An oil shock may be lurking around the corner as the price bust has hammered investment in future supply, according to the International Energy Agency.
“Historic” investment cuts taking place now increase the possibility of oil-security surprises in the “not-too-distant” future, Neil Atkinson, head of the IEA’s Oil Industry and Markets Division, said in Singapore on Wednesday. About US$300 billion is needed to sustain the current level of production, and nations including the U.S., Canada, Brazil, and Mexico are facing difficulty in keeping up investments, he said.
“We need a lot of investments just to stand still,” Atkinson said at the launch event of SIEW 2016. “There’s danger as we are reaching a point where we are barely investing upstream.
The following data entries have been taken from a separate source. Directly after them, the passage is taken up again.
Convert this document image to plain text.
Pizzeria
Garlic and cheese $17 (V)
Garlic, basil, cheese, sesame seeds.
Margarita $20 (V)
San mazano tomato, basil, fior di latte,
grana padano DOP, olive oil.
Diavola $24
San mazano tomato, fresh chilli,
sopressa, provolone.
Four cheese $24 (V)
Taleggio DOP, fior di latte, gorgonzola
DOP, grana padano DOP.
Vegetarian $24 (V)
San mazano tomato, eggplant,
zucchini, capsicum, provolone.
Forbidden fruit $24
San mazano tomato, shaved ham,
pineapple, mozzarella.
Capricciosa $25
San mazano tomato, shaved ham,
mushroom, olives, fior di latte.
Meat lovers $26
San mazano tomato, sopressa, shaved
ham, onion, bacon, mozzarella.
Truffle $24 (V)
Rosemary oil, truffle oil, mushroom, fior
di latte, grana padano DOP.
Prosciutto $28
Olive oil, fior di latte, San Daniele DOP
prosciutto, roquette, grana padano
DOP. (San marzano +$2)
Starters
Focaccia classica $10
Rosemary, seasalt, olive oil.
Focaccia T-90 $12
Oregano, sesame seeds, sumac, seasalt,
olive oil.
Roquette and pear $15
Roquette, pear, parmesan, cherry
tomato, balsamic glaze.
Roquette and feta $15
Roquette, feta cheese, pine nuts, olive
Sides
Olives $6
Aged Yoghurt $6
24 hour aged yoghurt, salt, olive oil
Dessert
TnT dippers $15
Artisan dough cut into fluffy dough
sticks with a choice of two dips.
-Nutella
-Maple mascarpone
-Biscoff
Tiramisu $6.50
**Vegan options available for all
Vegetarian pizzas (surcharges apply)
If investment doesn’t resume in 2017 and 2018, we can see a spike in oil prices as oil supply can’t meet demand.”
Companies from ConocoPhillips to Chevron Corp. and BP Plc have cancelled more than US$100 billion in investments, laid off tens of thousands of workers, slashed dividends and sold assets as oil sank below US$30 a barrel to a 12-year low. With crude rebounding since mid-February to near US$41, Atkinson said the worst may be over for prices as they have a floor “for the time being.” The Organization of Petroleum Exporting Countries and other producers including Russia plan to meet in Doha next month to discuss limiting output to reduce a global oversupply.
“The meeting may or may not take place,” said Atkinson. It’s seen as a gesture to show that there is stability and the impact it will have on actual supply structure will be “none whatsoever,” said Atkinson, who expects oil prices to average US$35 to US$40 a barrel this year.
West Texas Intermediate oil for May delivery lost as much as 58 cents US to US$40.87 a barrel on the New York Mercantile Exchange and was at US$41.01 at 6:36 p.m. Singapore time. Prices, which have declined for two years, may have passed their lowest point as shrinking supplies outside OPEC and disruptions inside the group erode the global surplus, the IEA said in its monthly market report on March 11.
“You need to invest large sums of money just to maintain existing production and if you want to grow production to meet the demand growth that we’re expecting, that money has to come from somewhere and we’re seeing big cuts,” Atkinson said in a separate interview at the event. The IEA was founded after the oil crisis of 1973-1974, initially to help countries co-ordinate a collective response to major disruptions in the supply of crude, according to its website.
U.S. crude stockpiles are at 523.2 million barrels, the highest level since 1930, according to data from the Energy Information Administration. Supply and demand will move closer to balance in the second half of this year, according to Atkinson.
The oil market will be balanced in 2017 and stockpiles will fall from 2018 to 2021, Atkinson said. Global demand will grow 1.2 per cent a year in the five years to 2021, compared with 1.7 per cent annual growth in 2009 to 2015, he said.
There will be “barely any supply to meet demand” if investments don’t resume in the next one or two years, said Atkinson. Apart from Saudi Arabia and one or two other Gulf state nations, there is little spare capacity around the world, he said.
The risk of supply outages such as those in Nigeria and Iraq are “episodic” events due to political instability, something that may also affect other countries around the world as a result of low oil prices, according to Atkinson. Further ahead, Venezuela’s economic problems may lead to social and political unrest and the potential for supply disruptions in Libya remains a risk, he said.